Beyond VAT, Dr Forson outlined a stringent fiscal framework for the year.
He said the government was committed to maintaining a primary surplus of at least 1.5 per cent of Gross Domestic Product (GDP), driven by an aggressive Medium-Term Revenue Strategy and digital systems to expand the tax base.
He pledged to cut waste, cap non-essential expenditures, and rationalise earmarked funds to create space for growth-enhancing investments in infrastructure, agriculture and agribusiness.
“Our fiscal policy is anchored on discipline, credibility and growth,” Dr Forson stressed, adding that strict controls would be enforced to prevent arrears, while prioritising social spending on programmes such as the Livelihood Empowerment Against Poverty (LEAP), National Health Insurance Scheme (NHIS), School Feeding and free secondary education would be protected.

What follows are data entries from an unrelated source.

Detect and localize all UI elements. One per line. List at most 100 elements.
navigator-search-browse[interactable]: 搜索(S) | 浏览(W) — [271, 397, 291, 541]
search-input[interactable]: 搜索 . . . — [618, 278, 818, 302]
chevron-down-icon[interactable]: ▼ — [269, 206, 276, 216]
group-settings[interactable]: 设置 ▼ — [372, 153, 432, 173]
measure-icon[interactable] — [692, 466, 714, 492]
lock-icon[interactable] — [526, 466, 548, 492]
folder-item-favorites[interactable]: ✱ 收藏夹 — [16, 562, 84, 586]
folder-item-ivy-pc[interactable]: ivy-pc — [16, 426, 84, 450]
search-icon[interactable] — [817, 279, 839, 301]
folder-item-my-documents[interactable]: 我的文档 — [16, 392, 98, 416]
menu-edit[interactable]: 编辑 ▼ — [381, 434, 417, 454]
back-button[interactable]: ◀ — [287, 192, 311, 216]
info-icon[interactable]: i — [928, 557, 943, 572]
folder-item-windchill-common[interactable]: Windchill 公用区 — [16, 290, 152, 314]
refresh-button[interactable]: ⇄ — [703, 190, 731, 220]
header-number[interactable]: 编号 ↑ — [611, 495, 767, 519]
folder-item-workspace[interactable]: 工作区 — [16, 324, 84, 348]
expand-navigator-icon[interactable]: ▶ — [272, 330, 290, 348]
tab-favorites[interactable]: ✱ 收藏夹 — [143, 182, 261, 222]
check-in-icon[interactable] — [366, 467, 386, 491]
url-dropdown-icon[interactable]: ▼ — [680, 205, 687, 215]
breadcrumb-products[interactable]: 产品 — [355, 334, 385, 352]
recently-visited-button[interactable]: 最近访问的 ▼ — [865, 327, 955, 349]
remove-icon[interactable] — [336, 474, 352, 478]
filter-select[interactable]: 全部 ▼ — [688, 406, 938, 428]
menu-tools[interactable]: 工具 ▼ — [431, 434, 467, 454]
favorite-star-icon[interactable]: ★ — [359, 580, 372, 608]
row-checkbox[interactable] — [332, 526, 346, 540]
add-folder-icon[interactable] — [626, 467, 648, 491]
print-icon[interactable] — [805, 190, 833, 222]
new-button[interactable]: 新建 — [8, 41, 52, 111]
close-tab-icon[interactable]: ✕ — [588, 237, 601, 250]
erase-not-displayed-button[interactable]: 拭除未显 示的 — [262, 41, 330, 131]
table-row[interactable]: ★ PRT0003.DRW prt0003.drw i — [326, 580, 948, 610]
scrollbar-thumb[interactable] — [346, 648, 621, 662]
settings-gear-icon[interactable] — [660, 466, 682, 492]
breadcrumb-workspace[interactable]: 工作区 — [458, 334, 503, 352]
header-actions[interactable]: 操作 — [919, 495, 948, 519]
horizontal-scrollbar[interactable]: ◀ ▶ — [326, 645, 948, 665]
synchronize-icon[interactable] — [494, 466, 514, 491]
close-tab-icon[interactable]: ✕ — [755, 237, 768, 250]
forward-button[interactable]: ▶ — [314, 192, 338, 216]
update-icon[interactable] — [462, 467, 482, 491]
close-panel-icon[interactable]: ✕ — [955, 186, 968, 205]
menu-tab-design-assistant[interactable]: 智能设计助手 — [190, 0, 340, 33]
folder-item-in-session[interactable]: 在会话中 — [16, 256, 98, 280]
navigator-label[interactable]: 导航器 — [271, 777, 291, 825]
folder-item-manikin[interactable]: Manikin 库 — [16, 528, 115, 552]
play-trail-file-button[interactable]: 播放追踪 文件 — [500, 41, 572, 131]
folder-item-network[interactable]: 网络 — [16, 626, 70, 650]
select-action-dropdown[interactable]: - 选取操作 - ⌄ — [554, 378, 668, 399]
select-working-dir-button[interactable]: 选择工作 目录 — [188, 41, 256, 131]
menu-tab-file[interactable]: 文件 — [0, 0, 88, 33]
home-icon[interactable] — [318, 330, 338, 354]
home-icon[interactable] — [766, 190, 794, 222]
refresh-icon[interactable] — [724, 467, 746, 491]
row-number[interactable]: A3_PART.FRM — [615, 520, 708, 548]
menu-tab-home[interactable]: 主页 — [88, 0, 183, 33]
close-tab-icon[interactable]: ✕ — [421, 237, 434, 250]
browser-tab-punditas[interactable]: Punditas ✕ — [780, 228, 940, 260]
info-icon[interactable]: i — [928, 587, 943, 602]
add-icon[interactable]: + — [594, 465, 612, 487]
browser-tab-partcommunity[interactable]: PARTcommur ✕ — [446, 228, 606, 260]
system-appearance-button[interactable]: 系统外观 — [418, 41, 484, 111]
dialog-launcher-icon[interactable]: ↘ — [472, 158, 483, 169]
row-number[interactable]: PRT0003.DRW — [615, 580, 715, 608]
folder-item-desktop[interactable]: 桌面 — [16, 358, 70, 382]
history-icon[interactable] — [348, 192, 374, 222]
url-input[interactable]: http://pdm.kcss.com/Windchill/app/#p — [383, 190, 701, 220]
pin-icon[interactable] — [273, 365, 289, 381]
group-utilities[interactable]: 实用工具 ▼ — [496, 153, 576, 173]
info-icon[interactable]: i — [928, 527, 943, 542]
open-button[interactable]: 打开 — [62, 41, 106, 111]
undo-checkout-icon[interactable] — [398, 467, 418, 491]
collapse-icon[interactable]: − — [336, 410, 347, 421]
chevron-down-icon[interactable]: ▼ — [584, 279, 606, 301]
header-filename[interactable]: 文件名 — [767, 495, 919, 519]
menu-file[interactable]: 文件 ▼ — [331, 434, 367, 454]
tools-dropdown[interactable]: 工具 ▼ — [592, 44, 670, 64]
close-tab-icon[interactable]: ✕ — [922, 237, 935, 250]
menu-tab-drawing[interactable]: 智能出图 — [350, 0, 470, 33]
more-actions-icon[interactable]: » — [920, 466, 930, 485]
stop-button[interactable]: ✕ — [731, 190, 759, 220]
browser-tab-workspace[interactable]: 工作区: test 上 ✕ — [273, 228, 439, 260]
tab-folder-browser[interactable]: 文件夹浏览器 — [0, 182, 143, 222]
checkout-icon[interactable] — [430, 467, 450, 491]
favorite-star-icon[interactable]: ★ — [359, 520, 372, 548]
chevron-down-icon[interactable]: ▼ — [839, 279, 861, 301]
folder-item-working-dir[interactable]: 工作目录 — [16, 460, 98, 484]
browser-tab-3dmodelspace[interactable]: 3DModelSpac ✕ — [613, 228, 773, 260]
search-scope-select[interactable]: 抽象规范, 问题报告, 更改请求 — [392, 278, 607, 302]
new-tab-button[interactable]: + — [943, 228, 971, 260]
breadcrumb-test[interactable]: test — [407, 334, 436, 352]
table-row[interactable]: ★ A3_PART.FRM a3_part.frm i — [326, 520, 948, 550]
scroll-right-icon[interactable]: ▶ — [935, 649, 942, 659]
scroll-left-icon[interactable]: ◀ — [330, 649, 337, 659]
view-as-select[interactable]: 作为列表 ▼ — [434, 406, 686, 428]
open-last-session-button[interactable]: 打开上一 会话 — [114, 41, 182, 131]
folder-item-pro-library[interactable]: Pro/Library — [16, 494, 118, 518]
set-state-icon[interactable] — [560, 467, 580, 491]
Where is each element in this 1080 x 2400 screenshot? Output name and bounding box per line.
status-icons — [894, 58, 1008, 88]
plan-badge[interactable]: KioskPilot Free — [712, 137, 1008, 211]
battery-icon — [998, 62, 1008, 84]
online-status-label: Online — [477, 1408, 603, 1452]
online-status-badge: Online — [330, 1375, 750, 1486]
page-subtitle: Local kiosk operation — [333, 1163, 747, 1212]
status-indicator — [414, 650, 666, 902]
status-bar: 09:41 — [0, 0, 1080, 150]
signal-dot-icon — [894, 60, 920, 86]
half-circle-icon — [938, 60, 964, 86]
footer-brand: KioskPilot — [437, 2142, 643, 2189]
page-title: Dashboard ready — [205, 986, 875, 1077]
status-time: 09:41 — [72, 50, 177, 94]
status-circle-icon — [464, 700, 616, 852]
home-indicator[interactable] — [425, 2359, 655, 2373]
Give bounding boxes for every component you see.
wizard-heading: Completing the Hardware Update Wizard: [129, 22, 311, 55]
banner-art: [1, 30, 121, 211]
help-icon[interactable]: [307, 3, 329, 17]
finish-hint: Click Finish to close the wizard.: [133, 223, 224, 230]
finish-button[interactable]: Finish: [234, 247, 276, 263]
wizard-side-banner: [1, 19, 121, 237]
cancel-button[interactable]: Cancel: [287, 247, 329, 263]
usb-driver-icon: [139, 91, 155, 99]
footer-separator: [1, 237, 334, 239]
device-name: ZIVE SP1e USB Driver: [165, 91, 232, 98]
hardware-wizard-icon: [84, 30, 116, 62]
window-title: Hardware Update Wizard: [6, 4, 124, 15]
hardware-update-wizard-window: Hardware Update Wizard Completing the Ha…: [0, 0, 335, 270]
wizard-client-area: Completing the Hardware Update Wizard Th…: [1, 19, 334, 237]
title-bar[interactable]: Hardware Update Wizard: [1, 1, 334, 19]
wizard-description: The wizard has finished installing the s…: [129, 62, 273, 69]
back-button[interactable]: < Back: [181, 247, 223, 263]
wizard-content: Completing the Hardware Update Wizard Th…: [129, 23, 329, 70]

Key structural reforms to lock in this discipline include the full integration of Ghana Electronic Procurement System (GHANEPS) into the financial management system, sustained payroll cleansing and the implementation of all recommendations from recent arrears audits.
Value for Money Office
Meanwhile, a landmark institutional change for 2026, according to Dr Forson, was the immediate establishment of an independent Value for Money Office.
The new body, granted significant powers, will act as the permanent guardian of public spending, certifying major projects, enforcing cost benchmarks and demanding measurable results from all government ministries and assemblies.
Dr Forson told the Daily Graphic that the comprehensive policy direction was designed to build an economy powered by productivity and innovation.
“This is the new policy direction for Ghana,” he stated, asserting that the mix of tax relief, digital enforcement, rigid expenditure control, and new accountability institutions marked a fundamental shift towards a disciplined and inclusive recovery.